Pad3D

class paddle.nn. Pad3D ( padding, mode='constant', value=0.0, data_format='NCDHW', name=None ) [source]

This interface is used to construct a callable object of the Pad3D class. Pad tensor according to ‘pad’, ‘mode’ and ‘value’. If mode is ‘reflect’, pad[0] and pad[1] must be no greater than width-1. The height and depth dimension has the same condition.

Parameters
  • padding (Tensor | List[int32]) – The padding size with data type int32. [len(padding)/2] dimensions of input will be padded. The pad has the form (pad_left, pad_right, pad_top, pad_bottom, pad_front, pad_back).

  • mode (str) – Four modes: ‘constant’ (default), ‘reflect’, ‘replicate’, ‘circular’. When in ‘constant’ mode, this op uses a constant value to pad the input tensor. When in ‘reflect’ mode, uses reflection of the input boundaries to pad the input tensor. When in ‘replicate’ mode, uses input boundaries to pad the input tensor. When in ‘circular’ mode, uses circular input to pad the input tensor. Default is ‘constant’.

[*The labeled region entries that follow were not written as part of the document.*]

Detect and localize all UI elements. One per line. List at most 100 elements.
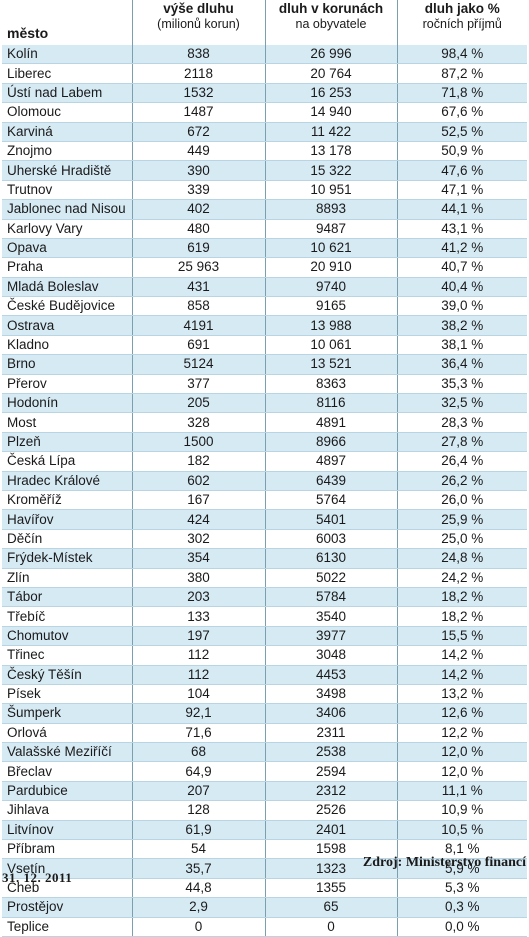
header-ratio-subtitle: ročních příjmů [422, 17, 502, 31]
debt-cell: 390 [131, 160, 265, 181]
per-capita-cell: 0 [264, 917, 397, 937]
per-capita-cell: 8893 [264, 199, 397, 220]
per-capita-cell: 8116 [264, 393, 397, 414]
table-row: Třinec 112 3048 14,2 % [2, 645, 527, 666]
table-row: Zlín 380 5022 24,2 % [2, 568, 527, 588]
per-capita-cell: 1323 [264, 858, 397, 879]
city-cell: Frýdek-Místek [2, 548, 132, 569]
per-capita-cell: 9487 [264, 219, 397, 239]
table-row: Chomutov 197 3977 15,5 % [2, 626, 527, 647]
table-row: Frýdek-Místek 354 6130 24,8 % [2, 548, 527, 569]
per-capita-cell: 2526 [264, 800, 397, 821]
debt-cell: 838 [131, 45, 265, 65]
debt-cell: 167 [131, 490, 265, 511]
per-capita-cell: 65 [264, 897, 397, 918]
header-debt: výše dluhu (milionů korun) [131, 0, 265, 45]
ratio-cell: 14,2 % [396, 645, 527, 666]
city-cell: Litvínov [2, 820, 132, 841]
city-cell: Olomouc [2, 102, 132, 123]
table-row: Havířov 424 5401 25,9 % [2, 509, 527, 530]
per-capita-cell: 6130 [264, 548, 397, 569]
debt-cell: 858 [131, 296, 265, 317]
debt-cell: 402 [131, 199, 265, 220]
debt-cell: 672 [131, 122, 265, 142]
table-row: Tábor 203 5784 18,2 % [2, 587, 527, 608]
table-row: Karviná 672 11 422 52,5 % [2, 122, 527, 142]
city-cell: Teplice [2, 917, 132, 937]
debt-cell: 92,1 [131, 703, 265, 724]
city-cell: Karlovy Vary [2, 219, 132, 239]
city-cell: Český Těšín [2, 665, 132, 685]
header-ratio: dluh jako % ročních příjmů [396, 0, 527, 45]
ratio-cell: 32,5 % [396, 393, 527, 414]
debt-cell: 133 [131, 606, 265, 627]
city-cell: Kladno [2, 335, 132, 356]
city-cell: Mladá Boleslav [2, 277, 132, 298]
table-row: Teplice 0 0 0,0 % [2, 917, 527, 937]
debt-cell: 449 [131, 141, 265, 162]
per-capita-cell: 3540 [264, 606, 397, 627]
debt-cell: 480 [131, 219, 265, 239]
ratio-cell: 44,1 % [396, 199, 527, 220]
city-cell: Jihlava [2, 800, 132, 821]
debt-cell: 68 [131, 742, 265, 763]
debt-cell: 2,9 [131, 897, 265, 918]
ratio-cell: 71,8 % [396, 83, 527, 104]
city-cell: Ostrava [2, 315, 132, 336]
ratio-cell: 50,9 % [396, 141, 527, 162]
footer: Zdroj: Ministerstvo financí 31. 12. 2011 [0, 850, 529, 890]
per-capita-cell: 2311 [264, 723, 397, 744]
city-cell: Zlín [2, 568, 132, 588]
per-capita-cell: 16 253 [264, 83, 397, 104]
table-row: Pardubice 207 2312 11,1 % [2, 781, 527, 802]
debt-cell: 602 [131, 471, 265, 491]
city-cell: Tábor [2, 587, 132, 608]
per-capita-cell: 6439 [264, 471, 397, 491]
per-capita-cell: 14 940 [264, 102, 397, 123]
header-city: město [2, 0, 132, 45]
city-cell: Vsetín [2, 858, 132, 879]
debt-cell: 182 [131, 451, 265, 472]
city-cell: Pardubice [2, 781, 132, 802]
per-capita-cell: 13 988 [264, 315, 397, 336]
table-row: Trutnov 339 10 951 47,1 % [2, 180, 527, 201]
debt-cell: 35,7 [131, 858, 265, 879]
per-capita-cell: 5401 [264, 509, 397, 530]
ratio-cell: 26,0 % [396, 490, 527, 511]
debt-cell: 380 [131, 568, 265, 588]
debt-cell: 128 [131, 800, 265, 821]
city-cell: Přerov [2, 374, 132, 395]
city-cell: Česká Lípa [2, 451, 132, 472]
ratio-cell: 12,0 % [396, 742, 527, 763]
debt-cell: 112 [131, 645, 265, 666]
per-capita-cell: 4453 [264, 665, 397, 685]
table-row: Hodonín 205 8116 32,5 % [2, 393, 527, 414]
table-row: Uherské Hradiště 390 15 322 47,6 % [2, 160, 527, 181]
table-header: město výše dluhu (milionů korun) dluh v … [2, 0, 527, 45]
ratio-cell: 0,0 % [396, 917, 527, 937]
city-cell: Trutnov [2, 180, 132, 201]
table-row: Prostějov 2,9 65 0,3 % [2, 897, 527, 918]
city-cell: Šumperk [2, 703, 132, 724]
per-capita-cell: 6003 [264, 529, 397, 550]
debt-cell: 354 [131, 548, 265, 569]
table-row: Šumperk 92,1 3406 12,6 % [2, 703, 527, 724]
ratio-cell: 47,6 % [396, 160, 527, 181]
ratio-cell: 18,2 % [396, 606, 527, 627]
table-row: Litvínov 61,9 2401 10,5 % [2, 820, 527, 841]
per-capita-cell: 2538 [264, 742, 397, 763]
table-row: Orlová 71,6 2311 12,2 % [2, 723, 527, 744]
table-row: Břeclav 64,9 2594 12,0 % [2, 761, 527, 782]
header-debt-title: výše dluhu [163, 1, 234, 16]
city-cell: České Budějovice [2, 296, 132, 317]
table-row: Mladá Boleslav 431 9740 40,4 % [2, 277, 527, 298]
ratio-cell: 52,5 % [396, 122, 527, 142]
table-row: České Budějovice 858 9165 39,0 % [2, 296, 527, 317]
debt-cell: 302 [131, 529, 265, 550]
ratio-cell: 47,1 % [396, 180, 527, 201]
city-cell: Břeclav [2, 761, 132, 782]
ratio-cell: 28,3 % [396, 412, 527, 433]
table-row: Přerov 377 8363 35,3 % [2, 374, 527, 395]
table-row: Praha 25 963 20 910 40,7 % [2, 257, 527, 278]
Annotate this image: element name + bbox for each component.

  • value (float32) – The value to fill the padded areas. Default is 0.0

  • data_format (str) – An string from: “NCDHW”, “NDHWC”. Specify the data format of the input data. Default is “NCDHW”

  • name (str, optional) – The default value is None. Normally there is no need for user to set this property. For more information, please refer to Name.

Returns

None

Examples

x = [[[[[1., 2., 3.],
        [4., 5., 6.]]]]]
padding = [1, 2, 0, 0, 0, 0]
mode = "constant"
value = 0.0
Out = [[[[[0. 1. 2. 3. 0. 0.]
          [0. 4. 5. 6. 0. 0.]]]]]
Code Examples:
import paddle
import paddle.nn as nn
import numpy as np
input_shape = (1, 1, 1, 2, 3)
pad = [1, 0, 1, 2, 0, 0]
mode = "constant"
data = paddle.arange(np.prod(input_shape), dtype="float32").reshape(input_shape) + 1
my_pad = nn.Pad3D(padding=pad, mode=mode)
result = my_pad(data)
print(result)
# [[[[[0. 0. 0. 0.]
#     [0. 1. 2. 3.]
#     [0. 4. 5. 6.]
#     [0. 0. 0. 0.]
#     [0. 0. 0. 0.]]]]]
forward ( x )

Defines the computation performed at every call. Should be overridden by all subclasses.

Parameters
  • *inputs (tuple) – unpacked tuple arguments

  • **kwargs (dict) – unpacked dict arguments

extra_repr ( )

Extra representation of this layer, you can have custom implementation of your own layer.